Дан не удивился. Вообще. Словно ждал. Разве что способу – он сам не отважился бы. Нет, не «бы». Он не отважился. А Данка смогла. Если бы он не пришел?
– Если бы ты не пришел, она умерла бы, так и не узнав, что такое поцелуй. Пойдешь крушить? Или хочешь сокрушить меня?
– Вас-то за что? – деревянным голосом спросил Дан.
– За цинизм.
– Это не цинизм. Это равнодушие. Но вы ее не знали.
– Ее – нет. Других девочек, которым пришлось пройти через это, знал. Некоторые даже выжили. Кое-кому удалось даже сохранить себя. Ей не удалось. Или не захотелось. Если ты хочешь – иди к Фрике и потребуй, чтобы тебе выдали тех, кто сотворил это с девушкой. Она отдаст.
Дан посмотрел мимо него и так же целеустремленно, едва не печатая шаг, как солдат из кремлевского полка, отправился по смутно вспоминавшемуся маршруту. Разрешает он. Властитель милостиво позволяет своей собственности позабавиться: стребовать с герцогини пару-тройку благородных отморозков и укокошить их ей на радость. Ей на радость. Нет уж. Тут меньше чем вакуумной бомбой не обойтись. А бомбы нет. Налево? Да, кажется, налево. А вот и Шарик.
Дракон не прыгал и не лизался. Молча пристроился слева и прижался к ноге. Как собака. Всегда хотелось собаку, серьезную такую, овчарку или даже ротвейлера, но какой может быть ротвейлер в квартире с тремя пенсионерками и полуболонкой Тяпой… теперь вот обзавелся… собачкой. Дан сел на корточки и обнял Шарика за шею, а тот положил голову ему на плечо и издал новый звук, больше всего похожий на возглас «эй!».
– Ты ужинаешь со мной, – распорядился хозяин. Дан посмотрел на него снизу вверх. Протеста ждете, босс? А еще чего?
– Да, милорд, – спокойно ответил Дан. Золотистые глаза неожиданно улыбнулись.
– Ты легко учишься. Учишься владеть собой в любых обстоятельствах.
– Разве я не умел?
– Не особенно. Правда, в обстоятельства ты попадал… не в любые. И знаешь, Дан… Хорошо, что ты отказался от мести. Ведь потому, что они все равно не поймут?
– Потому что разрешенная месть – не месть. Они поймут, что это ваша воля, а не мой… героизм. Это ваш поступок. И уж все ваше они примут… со смирением. А зрители – с восторгом.
На лице Нирута отразилось то самое глубокое удовлетворение, о котором когда-то так любили писать в передовицах советских газет, как смутно помнилось Дану. Больше хозяин ничего не сказал, бросил только: «Через час – в столовой» – и удалился. Дан еще посидел с обнимку с драконом, а потом пошел готовиться к ужину. Уши мыть и ногти чистить. Данка. Прощай. И прости. Ты не желала прощаний, потому что – навсегда?

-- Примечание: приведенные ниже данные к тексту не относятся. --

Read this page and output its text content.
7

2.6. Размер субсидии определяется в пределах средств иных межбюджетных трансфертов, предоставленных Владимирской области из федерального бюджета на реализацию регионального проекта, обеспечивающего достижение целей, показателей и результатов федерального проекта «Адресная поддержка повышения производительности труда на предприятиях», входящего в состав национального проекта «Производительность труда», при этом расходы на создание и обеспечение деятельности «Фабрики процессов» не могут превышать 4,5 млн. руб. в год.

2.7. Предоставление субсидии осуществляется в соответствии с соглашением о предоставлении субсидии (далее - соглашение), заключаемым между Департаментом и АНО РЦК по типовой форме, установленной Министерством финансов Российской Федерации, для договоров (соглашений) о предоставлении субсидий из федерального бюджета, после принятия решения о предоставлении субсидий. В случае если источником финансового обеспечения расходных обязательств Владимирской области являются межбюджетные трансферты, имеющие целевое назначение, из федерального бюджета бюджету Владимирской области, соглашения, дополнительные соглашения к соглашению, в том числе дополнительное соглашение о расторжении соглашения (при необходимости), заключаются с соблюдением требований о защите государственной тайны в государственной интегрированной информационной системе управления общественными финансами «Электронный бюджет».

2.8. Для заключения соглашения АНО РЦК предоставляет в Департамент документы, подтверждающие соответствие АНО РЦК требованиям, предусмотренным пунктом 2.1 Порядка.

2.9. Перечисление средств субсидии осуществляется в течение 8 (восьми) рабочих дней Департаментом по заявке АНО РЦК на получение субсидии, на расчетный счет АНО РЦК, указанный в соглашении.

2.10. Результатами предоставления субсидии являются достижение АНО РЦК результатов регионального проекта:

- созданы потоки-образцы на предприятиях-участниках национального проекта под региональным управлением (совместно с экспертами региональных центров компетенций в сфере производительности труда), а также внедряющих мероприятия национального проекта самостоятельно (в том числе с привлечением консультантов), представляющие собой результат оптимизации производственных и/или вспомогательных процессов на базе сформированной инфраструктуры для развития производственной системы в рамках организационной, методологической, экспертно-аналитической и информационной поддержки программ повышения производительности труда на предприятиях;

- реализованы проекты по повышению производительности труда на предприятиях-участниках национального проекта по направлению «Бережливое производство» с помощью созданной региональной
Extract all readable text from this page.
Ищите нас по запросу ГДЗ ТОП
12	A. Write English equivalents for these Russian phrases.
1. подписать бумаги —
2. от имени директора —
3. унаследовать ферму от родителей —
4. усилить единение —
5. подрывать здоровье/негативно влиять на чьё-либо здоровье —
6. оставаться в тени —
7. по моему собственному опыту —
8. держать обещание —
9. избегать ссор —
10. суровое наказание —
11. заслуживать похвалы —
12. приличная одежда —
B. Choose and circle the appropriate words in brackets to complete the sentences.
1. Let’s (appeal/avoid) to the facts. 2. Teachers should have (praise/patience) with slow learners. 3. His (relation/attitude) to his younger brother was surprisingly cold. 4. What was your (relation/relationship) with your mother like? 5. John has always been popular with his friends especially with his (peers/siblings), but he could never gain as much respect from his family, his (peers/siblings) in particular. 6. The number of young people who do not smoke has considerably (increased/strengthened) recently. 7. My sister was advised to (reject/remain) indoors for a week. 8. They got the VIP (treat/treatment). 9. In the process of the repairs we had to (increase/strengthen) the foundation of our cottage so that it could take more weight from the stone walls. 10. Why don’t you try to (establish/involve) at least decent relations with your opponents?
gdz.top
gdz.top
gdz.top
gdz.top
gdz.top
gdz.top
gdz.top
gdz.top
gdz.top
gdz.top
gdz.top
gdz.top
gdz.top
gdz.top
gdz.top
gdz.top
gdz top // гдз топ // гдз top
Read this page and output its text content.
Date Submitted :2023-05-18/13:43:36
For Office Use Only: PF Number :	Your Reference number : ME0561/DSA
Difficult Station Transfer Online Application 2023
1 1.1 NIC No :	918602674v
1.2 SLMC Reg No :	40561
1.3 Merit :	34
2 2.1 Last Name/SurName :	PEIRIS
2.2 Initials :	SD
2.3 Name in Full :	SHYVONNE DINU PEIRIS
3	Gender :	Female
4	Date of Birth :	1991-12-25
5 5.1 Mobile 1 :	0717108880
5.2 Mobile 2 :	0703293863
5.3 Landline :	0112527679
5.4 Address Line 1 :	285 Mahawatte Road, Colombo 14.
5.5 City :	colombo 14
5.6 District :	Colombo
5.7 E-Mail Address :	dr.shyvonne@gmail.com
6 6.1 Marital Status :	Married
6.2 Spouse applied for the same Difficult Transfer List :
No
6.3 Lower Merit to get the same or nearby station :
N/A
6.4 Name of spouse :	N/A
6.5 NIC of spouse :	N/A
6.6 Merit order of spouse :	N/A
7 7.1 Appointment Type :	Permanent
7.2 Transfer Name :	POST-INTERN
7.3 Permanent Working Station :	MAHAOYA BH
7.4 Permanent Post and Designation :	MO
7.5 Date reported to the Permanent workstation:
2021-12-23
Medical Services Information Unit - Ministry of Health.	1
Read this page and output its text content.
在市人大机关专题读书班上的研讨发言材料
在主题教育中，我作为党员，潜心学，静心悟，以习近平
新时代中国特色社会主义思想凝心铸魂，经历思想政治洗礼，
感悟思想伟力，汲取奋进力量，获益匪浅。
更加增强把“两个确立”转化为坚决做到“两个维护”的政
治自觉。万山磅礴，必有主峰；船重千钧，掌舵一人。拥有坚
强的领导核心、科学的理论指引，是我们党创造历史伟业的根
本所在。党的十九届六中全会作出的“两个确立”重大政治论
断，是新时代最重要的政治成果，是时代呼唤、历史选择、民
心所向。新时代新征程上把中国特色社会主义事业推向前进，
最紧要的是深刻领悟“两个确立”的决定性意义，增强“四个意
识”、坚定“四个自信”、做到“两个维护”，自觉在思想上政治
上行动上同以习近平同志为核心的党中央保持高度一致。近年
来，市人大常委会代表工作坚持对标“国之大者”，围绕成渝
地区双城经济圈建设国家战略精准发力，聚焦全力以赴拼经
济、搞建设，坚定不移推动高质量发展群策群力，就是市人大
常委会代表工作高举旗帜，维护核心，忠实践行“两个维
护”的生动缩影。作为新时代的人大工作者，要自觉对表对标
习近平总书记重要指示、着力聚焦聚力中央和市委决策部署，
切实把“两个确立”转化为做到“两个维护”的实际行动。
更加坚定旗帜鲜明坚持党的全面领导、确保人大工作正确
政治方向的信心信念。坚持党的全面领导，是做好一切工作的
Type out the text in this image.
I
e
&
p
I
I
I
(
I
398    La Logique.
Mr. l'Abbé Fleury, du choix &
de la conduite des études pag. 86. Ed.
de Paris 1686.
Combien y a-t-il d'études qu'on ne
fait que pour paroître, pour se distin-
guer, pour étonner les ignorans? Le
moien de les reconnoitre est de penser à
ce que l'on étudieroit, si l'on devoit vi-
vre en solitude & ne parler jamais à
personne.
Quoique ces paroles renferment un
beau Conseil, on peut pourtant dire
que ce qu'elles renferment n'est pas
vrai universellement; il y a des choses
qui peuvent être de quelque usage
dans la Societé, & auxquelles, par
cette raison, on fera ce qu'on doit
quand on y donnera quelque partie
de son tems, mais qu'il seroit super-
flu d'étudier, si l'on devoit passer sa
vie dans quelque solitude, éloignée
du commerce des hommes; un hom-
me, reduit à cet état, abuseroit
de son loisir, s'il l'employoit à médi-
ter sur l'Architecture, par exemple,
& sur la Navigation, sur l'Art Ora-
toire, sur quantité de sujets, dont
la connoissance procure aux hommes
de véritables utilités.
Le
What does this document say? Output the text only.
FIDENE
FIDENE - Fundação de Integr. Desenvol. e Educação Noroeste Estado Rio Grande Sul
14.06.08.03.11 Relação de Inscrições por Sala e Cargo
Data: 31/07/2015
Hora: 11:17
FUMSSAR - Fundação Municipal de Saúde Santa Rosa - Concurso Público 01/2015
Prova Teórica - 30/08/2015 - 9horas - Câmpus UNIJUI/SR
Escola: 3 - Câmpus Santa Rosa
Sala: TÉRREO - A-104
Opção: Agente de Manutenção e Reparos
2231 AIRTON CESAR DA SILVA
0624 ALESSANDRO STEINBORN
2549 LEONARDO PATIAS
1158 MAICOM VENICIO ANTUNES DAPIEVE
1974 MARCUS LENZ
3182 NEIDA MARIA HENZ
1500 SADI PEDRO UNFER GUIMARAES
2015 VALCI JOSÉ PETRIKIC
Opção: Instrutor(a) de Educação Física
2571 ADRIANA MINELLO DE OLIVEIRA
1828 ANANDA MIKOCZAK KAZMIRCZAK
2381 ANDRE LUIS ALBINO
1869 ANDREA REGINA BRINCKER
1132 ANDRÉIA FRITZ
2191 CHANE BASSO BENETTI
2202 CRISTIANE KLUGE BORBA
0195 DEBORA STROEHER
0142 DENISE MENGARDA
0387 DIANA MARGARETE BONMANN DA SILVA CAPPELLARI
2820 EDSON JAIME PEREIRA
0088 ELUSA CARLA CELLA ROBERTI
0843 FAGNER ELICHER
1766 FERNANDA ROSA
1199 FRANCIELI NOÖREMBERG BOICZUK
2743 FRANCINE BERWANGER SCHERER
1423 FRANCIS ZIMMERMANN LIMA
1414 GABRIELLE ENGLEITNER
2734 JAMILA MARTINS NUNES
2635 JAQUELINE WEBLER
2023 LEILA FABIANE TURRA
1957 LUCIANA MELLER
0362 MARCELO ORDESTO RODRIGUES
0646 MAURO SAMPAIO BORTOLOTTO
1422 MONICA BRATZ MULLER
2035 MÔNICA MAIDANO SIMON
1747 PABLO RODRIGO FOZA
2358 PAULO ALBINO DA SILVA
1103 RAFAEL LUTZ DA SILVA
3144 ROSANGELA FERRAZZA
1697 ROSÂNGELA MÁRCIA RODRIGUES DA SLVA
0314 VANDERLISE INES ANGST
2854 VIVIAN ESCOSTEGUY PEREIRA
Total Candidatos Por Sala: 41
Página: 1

Он заставлял себя жевать и глотать, хотя вкуса и не чувствовал, пил вино, не понимая, что это вино, поддерживал беседу. Не то чтоб ни о чем. Нет, Нирут задавал ему вопросы, очень разные, все больше теоретические, но и о прежней жизни расспрашивал, интересуясь, не что, а как и почему. И Дан отвечал. Как мог. Большей частью честно, потому как имел большое подозрение, что хозяину не нужно заливать глаза непроглядной чернотой, чтоб понять, врет ли собеседник, и повода врать не было. Скрывать Дану было нечего, никаких таких скелетов в шкафах. Пожалуй, если бы был задан вопрос, на который Дану не захотелось бы ответить, от так и сказал бы. А дальше по обстоятельствам. Но вопросы были обычные или просто нормальные. Не для придания беседе светскости, а из интереса. Хозяин хотел побольше узнать о своей собственности. Примерял перчатку и рассматривал швы.